Because confidential matching is intended only for first-party data, it is not compatible with matching using third-party cookies.

Advertisers can, however, use first-page audience data derived from third-party identifier matches, such as LiveRamp’s RampID or The Trade Desk’s UID2 — as long as such signals are based on data collected in the context of the first page and clients share the data directly with the advertiser. And Google Ads would have no visibility into what ID solution was used to create that audience data, Janardhan said.

She also added that while the confidential matching product and Chrome Privacy Sandbox use TEE for similar purposes, the Google Ads solution is not directly related to Chrome’s Privacy Sandbox initiative.

Supporting best practices

Google hasn’t been doing its best when it’s been working alone lately, so it’s partnering with the IAB Tech Lab’s Privacy Enhancing Technologies Working Group to develop best practices for using TEEs.

As Janardhan said, part of TEE’s best practices includes certifying that the solution is working as intended and that advertiser data is being used only for its intended purpose.
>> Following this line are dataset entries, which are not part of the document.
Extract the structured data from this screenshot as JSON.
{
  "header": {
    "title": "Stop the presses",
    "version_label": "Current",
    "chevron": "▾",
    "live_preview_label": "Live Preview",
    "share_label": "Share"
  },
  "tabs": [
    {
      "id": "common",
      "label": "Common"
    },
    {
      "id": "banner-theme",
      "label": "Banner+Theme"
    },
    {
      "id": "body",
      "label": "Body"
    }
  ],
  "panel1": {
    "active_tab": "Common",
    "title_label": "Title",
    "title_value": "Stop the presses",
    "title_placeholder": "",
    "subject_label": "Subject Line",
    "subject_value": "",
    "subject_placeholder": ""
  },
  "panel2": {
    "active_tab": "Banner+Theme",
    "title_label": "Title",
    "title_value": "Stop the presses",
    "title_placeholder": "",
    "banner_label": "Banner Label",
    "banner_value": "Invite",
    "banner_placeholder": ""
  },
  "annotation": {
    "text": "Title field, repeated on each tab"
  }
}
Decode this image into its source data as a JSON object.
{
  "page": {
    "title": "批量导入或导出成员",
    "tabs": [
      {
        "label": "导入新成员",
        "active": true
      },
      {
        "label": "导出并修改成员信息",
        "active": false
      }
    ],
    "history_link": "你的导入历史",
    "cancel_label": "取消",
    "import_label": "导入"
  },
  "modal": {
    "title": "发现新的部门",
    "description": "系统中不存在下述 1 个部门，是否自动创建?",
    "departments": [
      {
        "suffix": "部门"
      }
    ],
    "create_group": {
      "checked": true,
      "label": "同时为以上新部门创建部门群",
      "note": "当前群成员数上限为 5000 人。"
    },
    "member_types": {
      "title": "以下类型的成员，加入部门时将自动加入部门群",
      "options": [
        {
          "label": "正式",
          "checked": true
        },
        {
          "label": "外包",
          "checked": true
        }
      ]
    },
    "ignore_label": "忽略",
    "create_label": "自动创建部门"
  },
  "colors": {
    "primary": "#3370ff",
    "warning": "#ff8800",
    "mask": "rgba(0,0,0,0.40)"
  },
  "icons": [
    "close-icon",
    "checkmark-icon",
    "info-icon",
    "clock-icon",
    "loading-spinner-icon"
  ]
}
Google Ads provides this certification through reports provided to advertisers through the platform’s user interface.

Google Ads also makes the TEE architecture publicly available, with the source code available under an open-source license on GitHub.

“The reason we put the code on GitHub and started the (Tech Lab) partnership is expediency,” Janardhan said. “We wanted to get (attestation features) to customers as quickly as possible, so this reference architecture could allow you to build it yourself if you wanted to.”

When asked if Google Ads envisions ad tech companies using the architecture to build TEE-based alternatives to Google Ads or other ad platforms, Janardhan said that “vision-wise, she’s open to all those flavors.”

However, she added that the goal of making the TEE architecture open source and partnering with the IAB Tech Lab is to promote industry best practices for broader TEE adoption.

“This technology (would) establish standards for how data is handled safely,” she said. “Advertisers could enter their data, and you don’t learn anything new just because you’re a particular (technology) provider.”

The solution also places an emphasis on injecting first-party data into Google Ads Data Manager in a way that doesn’t require any technical effort or investment from the advertiser to make it available to advertisers of all sizes, she added.

“The idea that you should pay for privacy is actually a disservice to the advertising business model,” she said. “It needs to be built into the system, and it needs to be done in an open ecosystem way.”